2 separate vocal takes? or one split into two, a split second ahead?

tell that to the Beatles

The album cover is a still from a video of Vietnam soldiers taking weed hits out of a gun barrel.

youtube.com/watch?v=E8KKqQc-6hU

The "holy shit!" you hear at the very end of Oh Comely is one of Jeff's bandmates. Jeff was supposed to be doing a sound check on the mics and guitars and instead performed the whole song in a single take.

It's up to you, but I've always done two separate vocal takes. You don't even need to have both takes be 100% identical. Sometimes it's kind of cool to hear minor differences co-existing.

Good looking out user. For the life of me I couldn't remember what it was called.

>2 drummers

that's really interesting; I've always wondered what that was. looked kind of like a fucked up cigar or a vape but I had no idea. cool

bump

More from MBV:

>While recording the album over a period of two weeks, the band got by on about two hours sleep a night. Bilinda Butcher described the effect of this: "Often, when we do the vocals, it's 7:30 in the morning: I've usually fallen asleep and have to be woken up to sing. Maybe that's why it's languorous. I'm usually trying to remember what I've been dreaming about when I'm singing."

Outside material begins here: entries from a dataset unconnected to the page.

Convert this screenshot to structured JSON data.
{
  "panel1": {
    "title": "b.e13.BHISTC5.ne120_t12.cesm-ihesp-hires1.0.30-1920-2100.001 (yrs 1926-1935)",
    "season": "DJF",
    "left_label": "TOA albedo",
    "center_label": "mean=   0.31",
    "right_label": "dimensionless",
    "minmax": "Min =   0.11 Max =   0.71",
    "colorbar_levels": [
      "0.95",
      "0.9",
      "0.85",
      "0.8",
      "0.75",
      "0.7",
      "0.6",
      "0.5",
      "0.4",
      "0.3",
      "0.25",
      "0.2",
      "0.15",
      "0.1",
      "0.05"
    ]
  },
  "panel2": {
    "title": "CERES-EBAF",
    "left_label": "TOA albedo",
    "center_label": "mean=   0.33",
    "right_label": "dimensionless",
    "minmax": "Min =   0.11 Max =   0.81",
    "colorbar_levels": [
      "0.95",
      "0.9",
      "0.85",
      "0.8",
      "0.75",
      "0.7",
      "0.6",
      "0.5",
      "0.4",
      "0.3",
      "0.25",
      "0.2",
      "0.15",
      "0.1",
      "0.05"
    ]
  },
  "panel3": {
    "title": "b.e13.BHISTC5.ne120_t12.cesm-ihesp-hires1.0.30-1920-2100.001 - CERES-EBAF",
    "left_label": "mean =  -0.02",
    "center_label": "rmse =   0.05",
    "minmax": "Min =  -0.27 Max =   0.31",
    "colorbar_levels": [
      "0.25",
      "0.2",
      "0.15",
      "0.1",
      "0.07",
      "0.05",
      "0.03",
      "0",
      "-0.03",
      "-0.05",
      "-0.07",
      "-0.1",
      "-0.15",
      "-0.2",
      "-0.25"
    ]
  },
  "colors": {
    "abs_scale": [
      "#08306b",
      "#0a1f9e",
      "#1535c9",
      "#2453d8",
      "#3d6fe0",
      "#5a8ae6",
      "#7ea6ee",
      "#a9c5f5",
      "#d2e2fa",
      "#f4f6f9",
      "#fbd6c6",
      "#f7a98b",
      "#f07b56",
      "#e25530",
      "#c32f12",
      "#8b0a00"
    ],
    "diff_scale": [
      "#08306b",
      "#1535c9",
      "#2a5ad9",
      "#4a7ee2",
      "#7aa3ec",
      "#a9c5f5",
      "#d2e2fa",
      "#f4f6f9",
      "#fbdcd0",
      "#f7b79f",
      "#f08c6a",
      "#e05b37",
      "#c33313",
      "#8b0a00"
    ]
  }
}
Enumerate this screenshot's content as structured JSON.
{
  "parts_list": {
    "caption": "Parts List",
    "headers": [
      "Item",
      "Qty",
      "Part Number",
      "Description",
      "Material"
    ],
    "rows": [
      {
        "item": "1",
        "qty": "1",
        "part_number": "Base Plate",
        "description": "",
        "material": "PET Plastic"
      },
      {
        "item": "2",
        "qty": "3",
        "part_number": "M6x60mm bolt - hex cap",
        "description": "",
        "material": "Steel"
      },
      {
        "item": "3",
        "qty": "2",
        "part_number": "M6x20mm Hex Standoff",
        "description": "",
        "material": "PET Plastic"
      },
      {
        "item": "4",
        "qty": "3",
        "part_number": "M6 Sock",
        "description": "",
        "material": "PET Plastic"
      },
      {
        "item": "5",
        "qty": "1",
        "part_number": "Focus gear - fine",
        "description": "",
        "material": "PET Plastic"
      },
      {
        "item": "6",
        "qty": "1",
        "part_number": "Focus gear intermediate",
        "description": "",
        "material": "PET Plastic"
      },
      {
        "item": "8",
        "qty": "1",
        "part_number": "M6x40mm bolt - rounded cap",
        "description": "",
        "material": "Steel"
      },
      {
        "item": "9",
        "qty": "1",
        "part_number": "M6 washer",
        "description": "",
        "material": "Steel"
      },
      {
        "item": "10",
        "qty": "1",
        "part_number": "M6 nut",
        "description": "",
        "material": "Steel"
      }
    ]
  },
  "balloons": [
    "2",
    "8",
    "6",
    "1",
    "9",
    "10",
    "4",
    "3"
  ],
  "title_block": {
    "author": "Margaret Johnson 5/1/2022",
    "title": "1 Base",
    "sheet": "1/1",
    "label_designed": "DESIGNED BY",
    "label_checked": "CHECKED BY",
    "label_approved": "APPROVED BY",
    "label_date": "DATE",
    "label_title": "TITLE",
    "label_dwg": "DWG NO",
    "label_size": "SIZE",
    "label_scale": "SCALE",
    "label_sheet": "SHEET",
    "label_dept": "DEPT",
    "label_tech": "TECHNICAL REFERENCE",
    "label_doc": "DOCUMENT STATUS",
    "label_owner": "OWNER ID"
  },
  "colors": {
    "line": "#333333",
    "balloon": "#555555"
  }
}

Soundtracks for the Blind (Person)
Not
Soundtracks for the Blind (People)

The title is a reference to his father who is the voice of the man doing the monologue in "How They Suffer" who talks about his blindness.

no song is ever the same

'"When we started Magnetic Fields we purposely had one lesbian, one gay guy, one straight woman, and one straight man. The audience could identify with whomever they wanted. I hang out with more gay women now, but I guess I'm more of a fag hag than a lezzie hag."

wait what? If its him speeded up then how come its at the same spped as him slowed down?